Keluarga Trump pernah menikmati keuntungan besar dari investasi kripto selama masa jabatan kedua Donald Trump sebagai presiden. Namun, portofolio yang dianggap kontroversial karena keterlibatannya dalam regulasi pasar ini kini tengah mengalami kemunduran drastis.
Perusahaan keuangan berbasis di Las Vegas, Alt5 Sigma Corp, yang sebelumnya menimbun token dari proyek World Liberty Financial milik keluarga Trump, kini menghapus nama Eric Trump dari kepemimpinan publiknya. Langkah ini diambil menyusul guncangan hukum dan finansial yang melanda perusahaan, sebagaimana dilaporkan oleh The Daily Beast.
Kabar ini muncul tak lama setelah Justin Sun, miliarder kripto dan investor utama World Liberty Financial, menggugat perusahaan tersebut awal bulan ini. Sun menuduh Alt5 secara ilegal membekukan token-nya dan memanfaatkan dana tersebut untuk keuntungan pribadi. Eric Trump sendiri meremehkan ancaman hukum tersebut dengan menyebutnya sebagai "mengada-ada".
Kondisi Alt5 semakin memburuk setelah pengumuman penimbunan token World Liberty Financial pada Agustus lalu.
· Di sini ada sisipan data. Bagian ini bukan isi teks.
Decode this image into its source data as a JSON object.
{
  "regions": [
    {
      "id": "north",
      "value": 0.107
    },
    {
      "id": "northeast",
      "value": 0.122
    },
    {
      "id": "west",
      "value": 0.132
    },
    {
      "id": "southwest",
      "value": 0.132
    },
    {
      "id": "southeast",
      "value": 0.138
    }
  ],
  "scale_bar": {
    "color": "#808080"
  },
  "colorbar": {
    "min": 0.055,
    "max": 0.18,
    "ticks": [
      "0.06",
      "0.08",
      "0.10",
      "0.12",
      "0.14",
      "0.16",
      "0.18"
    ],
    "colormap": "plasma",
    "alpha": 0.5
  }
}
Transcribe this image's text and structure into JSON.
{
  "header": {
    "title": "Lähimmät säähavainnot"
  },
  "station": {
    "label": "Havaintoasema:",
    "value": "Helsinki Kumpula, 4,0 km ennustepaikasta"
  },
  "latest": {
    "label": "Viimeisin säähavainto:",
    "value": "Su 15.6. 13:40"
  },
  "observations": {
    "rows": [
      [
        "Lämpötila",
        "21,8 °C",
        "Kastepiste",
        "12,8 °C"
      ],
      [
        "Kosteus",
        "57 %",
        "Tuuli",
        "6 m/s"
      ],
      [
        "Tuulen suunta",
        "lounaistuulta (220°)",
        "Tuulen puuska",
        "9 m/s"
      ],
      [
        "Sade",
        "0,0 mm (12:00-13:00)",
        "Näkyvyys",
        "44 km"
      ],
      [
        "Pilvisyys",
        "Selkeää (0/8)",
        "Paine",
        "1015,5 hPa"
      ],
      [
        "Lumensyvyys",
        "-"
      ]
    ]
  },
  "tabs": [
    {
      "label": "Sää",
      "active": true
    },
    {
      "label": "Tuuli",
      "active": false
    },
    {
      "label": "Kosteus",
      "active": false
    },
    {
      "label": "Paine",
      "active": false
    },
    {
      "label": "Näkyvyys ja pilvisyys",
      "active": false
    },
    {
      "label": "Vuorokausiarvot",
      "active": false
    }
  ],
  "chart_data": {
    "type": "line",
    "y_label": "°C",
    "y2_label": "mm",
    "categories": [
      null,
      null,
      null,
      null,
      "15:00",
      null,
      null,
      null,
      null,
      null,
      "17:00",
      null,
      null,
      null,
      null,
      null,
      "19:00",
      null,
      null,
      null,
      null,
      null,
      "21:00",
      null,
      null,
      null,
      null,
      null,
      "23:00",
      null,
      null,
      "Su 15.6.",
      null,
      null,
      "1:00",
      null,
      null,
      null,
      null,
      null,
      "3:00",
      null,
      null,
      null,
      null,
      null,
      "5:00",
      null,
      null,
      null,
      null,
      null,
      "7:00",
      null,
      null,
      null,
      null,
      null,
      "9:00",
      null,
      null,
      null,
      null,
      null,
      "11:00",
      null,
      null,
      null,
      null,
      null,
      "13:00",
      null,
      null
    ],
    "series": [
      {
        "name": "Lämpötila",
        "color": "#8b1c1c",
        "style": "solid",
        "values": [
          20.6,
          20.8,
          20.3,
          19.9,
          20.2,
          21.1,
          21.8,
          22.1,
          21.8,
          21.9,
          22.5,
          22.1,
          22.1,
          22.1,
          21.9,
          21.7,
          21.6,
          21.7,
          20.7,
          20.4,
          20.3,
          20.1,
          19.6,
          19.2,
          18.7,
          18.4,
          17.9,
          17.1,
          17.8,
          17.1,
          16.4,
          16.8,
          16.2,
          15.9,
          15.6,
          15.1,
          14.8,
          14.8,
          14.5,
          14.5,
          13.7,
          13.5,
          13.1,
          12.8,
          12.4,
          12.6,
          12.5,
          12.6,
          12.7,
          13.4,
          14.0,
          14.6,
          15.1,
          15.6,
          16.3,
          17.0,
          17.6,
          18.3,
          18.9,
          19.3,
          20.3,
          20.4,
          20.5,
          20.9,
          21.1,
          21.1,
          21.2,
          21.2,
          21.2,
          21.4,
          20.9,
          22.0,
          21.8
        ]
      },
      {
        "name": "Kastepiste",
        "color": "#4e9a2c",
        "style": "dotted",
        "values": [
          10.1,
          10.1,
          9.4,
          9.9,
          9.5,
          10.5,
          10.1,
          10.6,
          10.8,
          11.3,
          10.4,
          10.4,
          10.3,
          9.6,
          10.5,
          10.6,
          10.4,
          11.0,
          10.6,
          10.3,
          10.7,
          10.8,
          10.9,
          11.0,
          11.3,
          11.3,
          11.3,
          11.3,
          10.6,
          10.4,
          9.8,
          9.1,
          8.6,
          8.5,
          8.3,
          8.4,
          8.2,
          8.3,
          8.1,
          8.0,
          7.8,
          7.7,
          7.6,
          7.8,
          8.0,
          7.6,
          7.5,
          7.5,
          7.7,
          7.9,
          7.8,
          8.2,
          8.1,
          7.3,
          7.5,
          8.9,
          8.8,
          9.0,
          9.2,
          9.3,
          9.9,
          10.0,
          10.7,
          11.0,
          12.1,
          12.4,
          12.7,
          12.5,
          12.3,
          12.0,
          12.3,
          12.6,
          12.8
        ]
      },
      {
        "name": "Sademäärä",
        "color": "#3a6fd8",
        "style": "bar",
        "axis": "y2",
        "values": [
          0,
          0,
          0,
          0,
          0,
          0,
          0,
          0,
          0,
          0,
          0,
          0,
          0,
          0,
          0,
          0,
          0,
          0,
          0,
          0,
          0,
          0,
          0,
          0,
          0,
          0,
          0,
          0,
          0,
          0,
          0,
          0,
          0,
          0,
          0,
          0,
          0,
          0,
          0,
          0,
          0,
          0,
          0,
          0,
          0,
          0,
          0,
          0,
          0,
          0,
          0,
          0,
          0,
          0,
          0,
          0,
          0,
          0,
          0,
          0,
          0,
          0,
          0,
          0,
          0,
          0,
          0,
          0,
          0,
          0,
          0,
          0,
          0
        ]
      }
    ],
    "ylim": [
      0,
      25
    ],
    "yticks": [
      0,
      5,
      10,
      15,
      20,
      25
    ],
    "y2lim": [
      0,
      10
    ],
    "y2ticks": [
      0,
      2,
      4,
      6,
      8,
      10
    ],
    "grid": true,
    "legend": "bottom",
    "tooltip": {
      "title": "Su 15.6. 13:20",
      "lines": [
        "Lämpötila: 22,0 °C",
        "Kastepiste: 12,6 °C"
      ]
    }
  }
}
Sejak itu, saham perusahaan anjlok hingga 90%, kini diperdagangkan hanya seharga 74 sen per lembar.
Peran Eric Trump yang Terpinggirkan
Awalnya, Eric Trump direncanakan untuk menduduki posisi direktur dewan di Alt5. Namun, perannya kemudian diturunkan menjadi "pengamat dewan", posisi yang jauh lebih pasif dan minim keterlibatan.
Alt5: Sebuah Perusahaan yang Terpuruk
Dengan hanya 16 karyawan, Alt5 menghabiskan dana sebesar $341 juta dalam tahun fiskal terakhir. Perusahaan bahkan mengeluarkan peringatan kepada para investor bahwa mereka memiliki "keraguan substansial" tentang kemampuannya untuk bertahan hingga satu tahun ke depan.
Sebelum terjun ke dunia kripto yang kontroversial, Alt5 awalnya bergerak di bidang daur ulang peralatan elektronik. Perusahaan kemudian beralih ke bioteknologi dan akhirnya fintech. Belum lagi catatan buruk masa lalu: mantan eksekutif Alt5 dinyatakan bersalah atas tindak pidana seperti penggelapan dan pencucian uang di Rwanda pada tahun lalu, menurut laporan SEC 2025.
Dalam kurun enam minggu terakhir tahun lalu, Alt5 bahkan berganti tiga CEO. Keputusan untuk menghapus nama Eric Trump dari kepemimpinan hanya menjadi puncak gunung es dari rangkaian kegagalan proyek kripto yang melibatkan keluarga Trump.
Kegagalan Kripto Trump Lainnya
Token kripto milik Donald Trump, $TRUMP, yang diluncurkan menjelang pelantikan keduanya pada Januari tahun lalu, kini mengalami kegagalan spektakuler. Nilainya terus merosot hingga menyentuh angka $2,30 per token.
Perusahaan Truth Social milik Trump, Trump Media Technology Group, yang juga menimbun cadangan Bitcoin, mengalami penurunan saham yang mencatat rekor terendah awal tahun ini. Perusahaan ini mencatat kerugian ratusan juta dolar. Baru-baru ini, Devin Nunes, CEO yang juga merupakan loyalis dan penasihat Trump, memutuskan untuk mundur menyusul tekanan yang semakin besar.
"Kegagalan proyek kripto Trump menunjukkan pola yang sama: janji keuntungan besar diikuti oleh kehancuran finansial yang tak terhindarkan."
Dengan runtuhnya berbagai proyek kripto yang dikaitkan dengan keluarga Trump, pertanyaan besar kini muncul: apakah ini akhir dari dominasi mereka di pasar digital, ataukah hanya awal dari keruntuhan yang lebih besar lagi?